Kathleen Powers, Associate Professor of Government 
Powers researches foreign policy, public opinion, and international security using theories and concepts from psychology. Much of her work examines how nationalism and values shape foreign policy public opinion. Her book, Nationalisms in International Politics, received the International Society of Political Psychology's 2023 David O. Sears award for the best book on the psychology of mass politics. Her research has been published in journals including the American Journal of Political Science, Foreign Policy Analysis, International Studies Quarterly, Journal of Conflict Resolution, Journal of Politics, and Political Psychology.

Alberto Quattrini Li, Associate Professor of Computer Science 
Quattrini Li researches autonomous mobile robotics, artificial intelligence, and agents and multiagent systems. He co-directs the Reality and Robotics Lab. Quattrini Li's research has been published in top robotics international conferences and journals such as the IEEE International Conference on Robotics and Automation and the International Journal of Robotics Research. Among his many grants and fellowships, he received an NSF Career Award to study algorithms and systems for autonomous aquatic exploration with resilient low-cost robot teams. His research has had impact beyond robotics, supporting important applications such as underwater archaeology and lake monitoring.

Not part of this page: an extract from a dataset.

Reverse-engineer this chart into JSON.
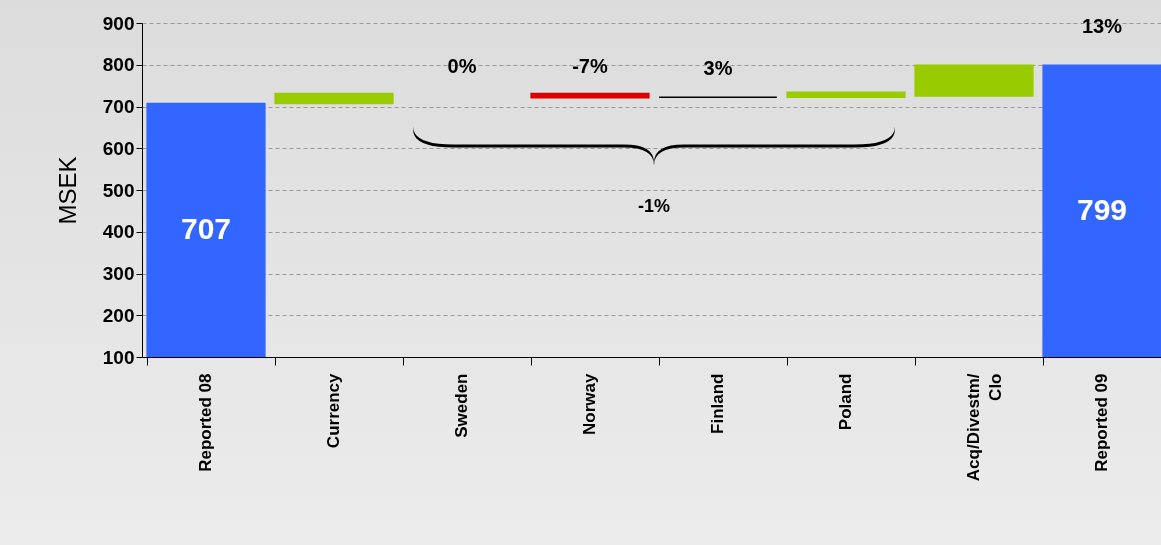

Caroline Robertson, Associate Professor of Psychological and Brain Sciences
Robertson is a cognitive neuroscientist, whose work focuses on understanding how memory and perceptual systems interact in the human brain. Her work also targets how some of these mechanisms may change in brains that are neurodivergent. Among her many honors and fellowships, Robertson has been named a NARSAD Young Investigator of the Brain and Behavior Foundation, a Kavli Fellow of the National Academy of Sciences, and an NSF Career Awardee. Her research has been published in top journals including Nature Neuroscience, Nature Reviews Neuroscience, PNAS, Current Biology, and Journal of Neuroscience.

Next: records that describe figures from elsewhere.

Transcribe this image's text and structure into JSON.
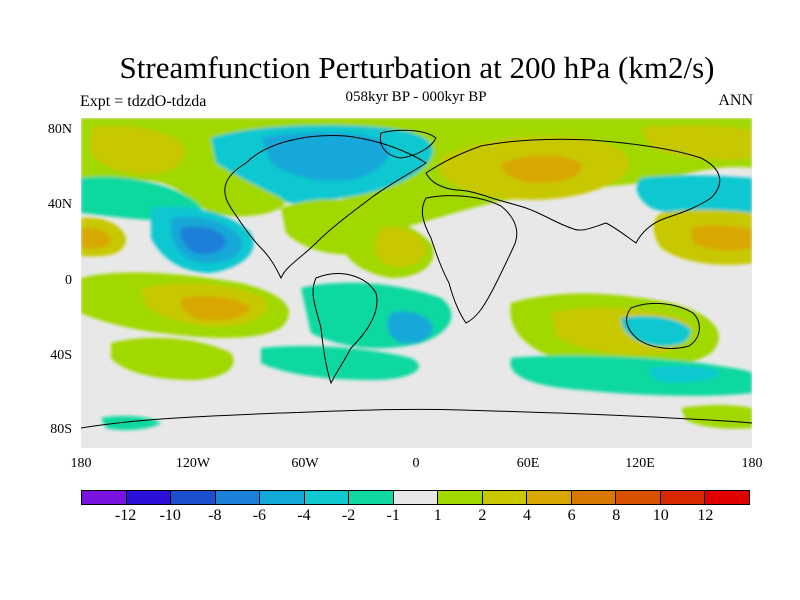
{
  "title": "Streamfunction Perturbation at 200 hPa (km2/s)",
  "subtitle": "058kyr BP - 000kyr BP",
  "left_label": "Expt = tdzdO-tdzda",
  "right_label": "ANN",
  "lat_labels": [
    "80N",
    "40N",
    "0",
    "40S",
    "80S"
  ],
  "lon_labels": [
    "180",
    "120W",
    "60W",
    "0",
    "60E",
    "120E",
    "180"
  ],
  "colorbar": {
    "colors": [
      "#7a12e0",
      "#2a10d8",
      "#1a4fd0",
      "#1a80d8",
      "#12a8d8",
      "#10c8d0",
      "#10d8a0",
      "#e8e8e8",
      "#a0d800",
      "#c8c800",
      "#d8a800",
      "#d87800",
      "#d85000",
      "#d82800",
      "#e00000"
    ],
    "labels": [
      "-12",
      "-10",
      "-8",
      "-6",
      "-4",
      "-2",
      "-1",
      "1",
      "2",
      "4",
      "6",
      "8",
      "10",
      "12"
    ]
  }
}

Gregory Sharp, Associate Professor of Sociology
Sharp is interested in how the places in which people live, work, and play are key features and determinants of social inequality and health in the U.S. Recent research focuses on neighborhood environments and residents' attitudes, community engagement, and health, including the risk of diabetes, obesity, hypertension, and smoking. His work has appeared in various interdisciplinary journals, including Demography, Social Science & Medicine, Social Problems, Social Science Research, and City & Community. He has received grants from such funding agencies as the National Institutes of Health and the Nelson A. Rockefeller Center for Public Policy and the Social Sciences.

The following associate professors were awarded tenure. 

Darlene Drummond, Associate Professor of Speech 
Drummond's research focuses on health communication, with an emphasis on how patients and providers communicate about chronic illness, infectious disease, and cancer care. She is particularly interested in communication between Black patients and health care providers. This applied research aims to identify specific language and communication strategies that are effective in helping people meet their healthcare needs, and helping health care providers better meet the needs of diverse patients. Drummond also serves as an adjunct associate professor at the Dartmouth Institute of the Geisel School of Medicine.

Stuart Finkel, Associate Professor of East European, Eurasian, and Russian Studies 
Finkel is a scholar of Russian history specializing in the late imperial and Soviet eras. He examines the role of the intelligentsia after the two revolutions of 1917 in creating a distinctly Soviet public sphere and the subsequent cultural "Bolshevizing" of civil society and consolidation of the power of the secret police. Finkel is the author of numerous scholarly articles and two books, On the Ideological Front: The Russian Intelligentsia and the Making of the Soviet Public Sphere and Revolutionary Philanthropy: Aid to Political Prisoners and Exiles in Late Imperial Russia. A third monograph, Defending the Enemy: The Political Red Cross and Aid to Soviet Political Prisoners, is slated for 2026.